Es un episodio que no sorprende, desgraciadamente. Anteriores incursiones de la misma barbarie han sucedido contra sedes partidistas en la capital y en ciudades del interior, sin que las autoridades se ocuparan de perseguir y detener a los protagonistas del delito. El ataque de VP no llama la atención porque sea insólito, porque estemos ante una peripecia excepcional, sino solo porque la violencia fue ejercida contra el partido en el cual milita el presidente Juan Guaidó.  Es el botón de una muestra antigua, no solamente consentida sino también promovida por la usurpación, que con toda probabilidad se puede repetir debido a que cuenta con el entusiasmo y con el apoyo oficial.

Unos cuarenta hombres entraron en la sede de VP rompiendo puertas y destrozando cámaras de seguridad, para someter a los militantes y a los empleados de la organización a quienes robaron sus pertenencias personales y sus documentos de identidad. Se cebaron contra las mujeres que se encontraban en el lugar, a través de subidos insultos y mediante el tocamiento de sus partes íntimas, para que no quedaran dudas de que semejante vejación podía preludiar abyecciones mayores. Después se fueron como si cual cosa. Fue un procedimiento hecho con disciplina propia de militares, o de bandas paramilitares, o de brigadas especializadas en la persecución de enemigos mediante calculada violencia.

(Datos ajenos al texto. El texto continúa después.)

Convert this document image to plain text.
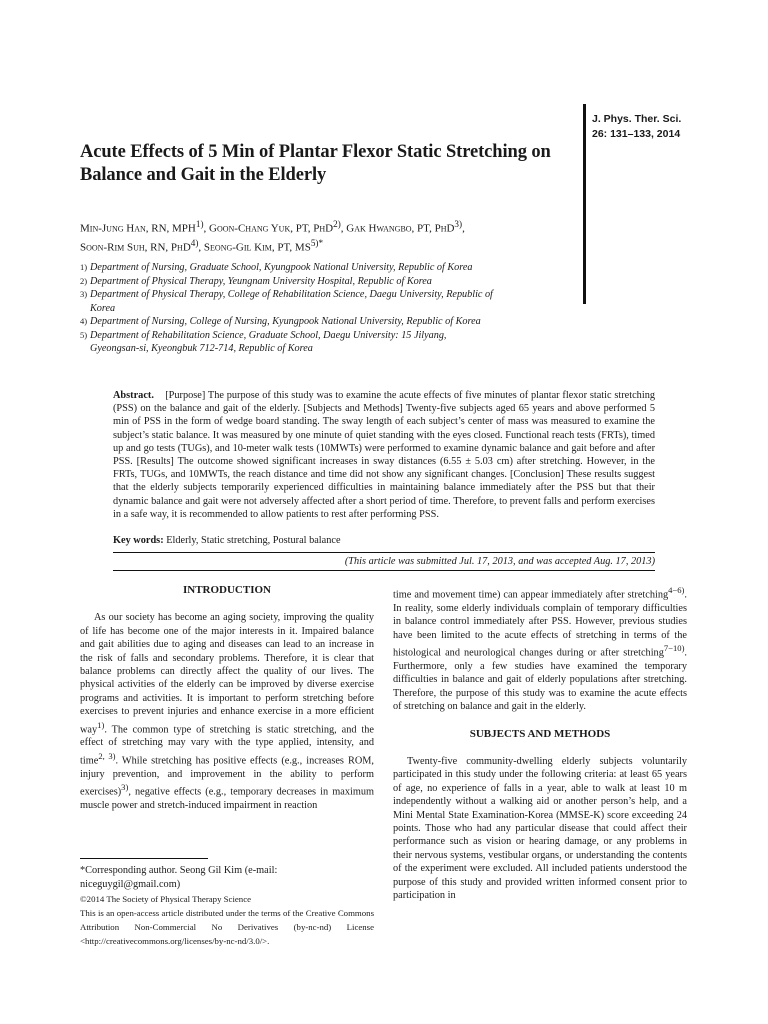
J. Phys. Ther. Sci.
26: 131–133, 2014
Acute Effects of 5 Min of Plantar Flexor Static Stretching on Balance and Gait in the Elderly
Min-Jung Han, RN, MPH$^{1)}$, Goon-Chang Yuk, PT, PhD$^{2)}$, Gak Hwangbo, PT, PhD$^{3)}$,
Soon-Rim Suh, RN, PhD$^{4)}$, Seong-Gil Kim, PT, $MS^{5)*}$
1) Department of Nursing, Graduate School, Kyungpook National University, Republic of Korea
2) Department of Physical Therapy, Yeungnam University Hospital, Republic of Korea
3) Department of Physical Therapy, College of Rehabilitation Science, Daegu University, Republic of
Korea
4) Department of Nursing, College of Nursing, Kyungpook National University, Republic of Korea
5) Department of Rehabilitation Science, Graduate School, Daegu University: 15 Jilyang,
Gyeongsan-si, Kyeongbuk 712-714, Republic of Korea
Abstract. [Purpose] The purpose of this study was to examine the acute effects of five minutes of plantar flexor static stretching (PSS) on the balance and gait of the elderly. [Subjects and Methods] Twenty-five subjects aged 65 years and above performed 5 min of PSS in the form of wedge board standing. The sway length of each subject’s center of mass was measured to examine the subject’s static balance. It was measured by one minute of quiet standing with the eyes closed. Functional reach tests (FRTs), timed up and go tests (TUGs), and 10-meter walk tests (10MWTs) were performed to examine dynamic balance and gait before and after PSS. [Results] The outcome showed significant increases in sway distances (6.55 ± 5.03 cm) after stretching. However, in the FRTs, TUGs, and 10MWTs, the reach distance and time did not show any significant changes. [Conclusion] These results suggest that the elderly subjects temporarily experienced difficulties in maintaining balance immediately after the PSS but that their dynamic balance and gait were not adversely affected after a short period of time. Therefore, to prevent falls and perform exercises in a safe way, it is recommended to allow patients to rest after performing PSS.
Key words: Elderly, Static stretching, Postural balance
(This article was submitted Jul. 17, 2013, and was accepted Aug. 17, 2013)
INTRODUCTION

As our society has become an aging society, improving the quality of life has become one of the major interests in it. Impaired balance and gait abilities due to aging and diseases can lead to an increase in the risk of falls and secondary problems. Therefore, it is clear that balance problems can directly affect the quality of our lives. The physical activities of the elderly can be improved by diverse exercise programs and activities. It is important to perform stretching before exercises to prevent injuries and enhance exercise in a more efficient way$^{1)}$. The common type of stretching is static stretching, and the effect of stretching may vary with the type applied, intensity, and time$^{2, 3)}$. While stretching has positive effects (e.g., increases ROM, injury prevention, and improvement in the ability to perform exercises)$^{3)}$, negative effects (e.g., temporary decreases in maximum muscle power and stretch-induced impairment in reaction

*Corresponding author. Seong Gil Kim (e-mail: niceguygil@gmail.com)
©2014 The Society of Physical Therapy Science
This is an open-access article distributed under the terms of the Creative Commons Attribution Non-Commercial No Derivatives (by-nc-nd) License <http://creativecommons.org/licenses/by-nc-nd/3.0/>.

time and movement time) can appear immediately after stretching$^{4-6)}$. In reality, some elderly individuals complain of temporary difficulties in balance control immediately after PSS. However, previous studies have been limited to the acute effects of stretching in terms of the histological and neurological changes during or after stretching$^{7-10)}$. Furthermore, only a few studies have examined the temporary difficulties in balance and gait of elderly populations after stretching. Therefore, the purpose of this study was to examine the acute effects of stretching on balance and gait in the elderly.

SUBJECTS AND METHODS

Twenty-five community-dwelling elderly subjects voluntarily participated in this study under the following criteria: at least 65 years of age, no experience of falls in a year, able to walk at least 10 m independently without a walking aid or another person’s help, and a Mini Mental State Examination-Korea (MMSE-K) score exceeding 24 points. Those who had any particular disease that could affect their performance such as vision or hearing damage, or any problems in their nervous systems, vestibular organs, or understanding the contents of the experiment were excluded. All included patients understood the purpose of this study and provided written informed consent prior to participation in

¿Ha reaccionado la dictadura ante semejante tropelía, ante tal exhibición de barbarie descomedida? No, por supuesto. Silencio sepulcral o, en el mejor de los casos, declaraciones evasivas que no tocan el problema ni con el pétalo de una rosa. El monstruo respalda a sus criaturas. El padre defiende a sus hijos de peor calaña, pese a que estén en la boca de la gente por los delitos que cometen con ostentación. Más todavía: la ostentación de sus crímenes obedece al respaldo de sus progenitores, o, ¿por qué no? a la instrucción que han recibido de ellos para cometerlos hasta el grado de la perfección.

Los pormenores suministrados por la diputada Pichardo a sus colegas parlamentarios nos colocan  ante la existencia de un régimen propio de bandoleros, de desalmados cuyo norte es la arbitrariedad tras la cual se apoyan para el logro de su continuismo. Es la prueba de que existen y de que vienen contra las aspiraciones democráticas de la ciudadanía y de los partidos que las promueven. No se trata de nada nuevo, como dijimos antes; no estamos, por desdicha, ante una sorpresa, ni ante una desmesura inesperada. Son los frutos de la barbarie entronizada, pero desde aquí no cesaremos en su denuncia y en la lucha cívica para que sea desterrada del suelo venezolano.